The Imperial Harem, the private pleasure palace of the Sultans, is the most well-known aspect of Ottoman royal life. But what is the secret behind its fame? Why has the Ottoman Harem persisted so indelibly in popular culture? Maybe it’s the concept of hundreds of beautiful concubines whose sole mission in life is to provide pleasure to a single man, which has proven so timeless and fascinating. Or perhaps it’s the Harem’s fabulous tile-work. Hmm… yeah, that’s a toss-up.
It may have been an extravagant place to live, but the majority of women who lived inside were slaves, kidnapped from far-off lands. And the Harem was also called the “Golden Cage”. Known for their good looks and femininity, Circassian girls were especially prized, but the imprisoned ladies came from across Europe and the Middle East. Toward the end of the Ottoman Empire, as the ruling class descended into ever more debauchery, there were up to 800 women living in the Harem.
800… and the Sultan had his pick of the lot! When he got bored with one, he’d just move on to the next. Should one find herself pregnant, she would immediately gain in status. The “favorites” were allowed into exclusive quarters and enjoyed special privileges. An especially lovely girl could even aspire to become one of the Sultan’s kadıns, or wives, in which case she’d find herself nearly at the very top of the Harem hierarchy, with access to slaves of her own.
The top dog of the Harem, though, was traditionally the Valide Sultan: the mother of the Sultan. She not only reigned over the Harem, but was often the most powerful person in the entire empire, depending upon how much interest her son showed in his job. Roxelana, the wife of Süleyman the Magnificent, was the first woman to rule the Ottoman Empire from the Harem. Her son, Selim the Sot, was given to wild orgies and drinking, leaving his mother to manage affairs as she saw fit.

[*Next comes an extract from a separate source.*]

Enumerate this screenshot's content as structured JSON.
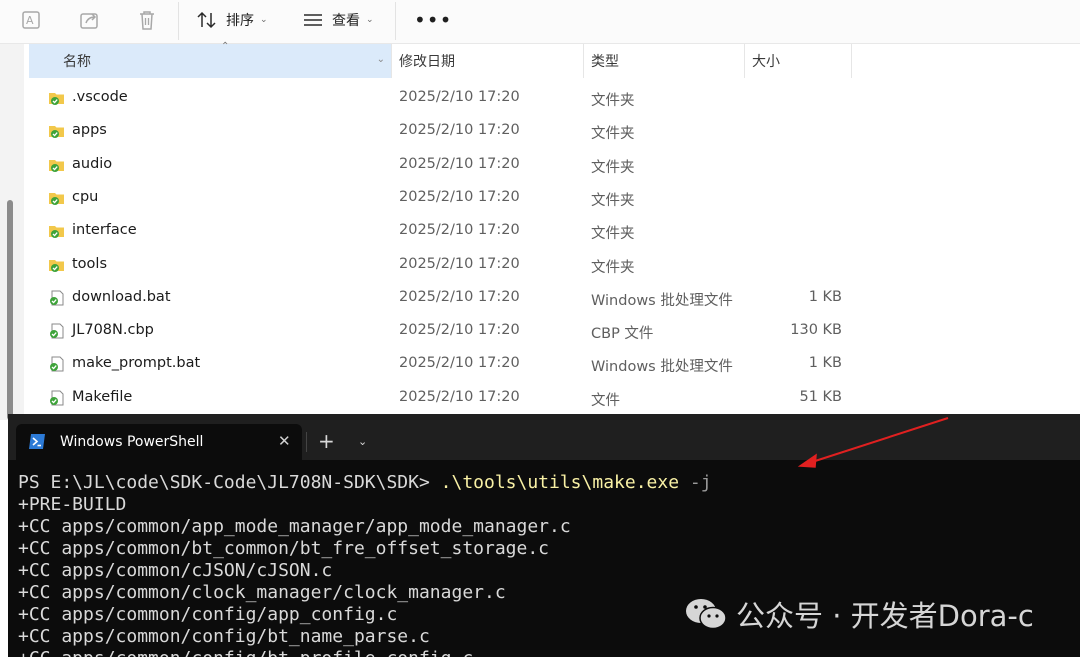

Today, you can visit the Harem after you’ve entered Topkapı Palace. It costs extra, which seems egregious considering that the palace is already quite expensive, and you have to wait in yet another ticket line. But the additional time and expense are worth it. The women of the Harem may have been slaves, but they lived in true luxury. The rooms are resplendent, with colorful Iznik tiles decorating many of the walls, and gorgeous furniture on which to while away the days.
You can’t get into nearly all the rooms, but you can see some of the most impressive, including the Sultan’s bedroom, the Courtyard of the Eunuchs and the apartments of the Queen Mother. Leading straight through the Harem is a path called the Golden Road, so named because the Sultan would walk along it on festive days, throwing golden coins on the ground for his concubines to gather up.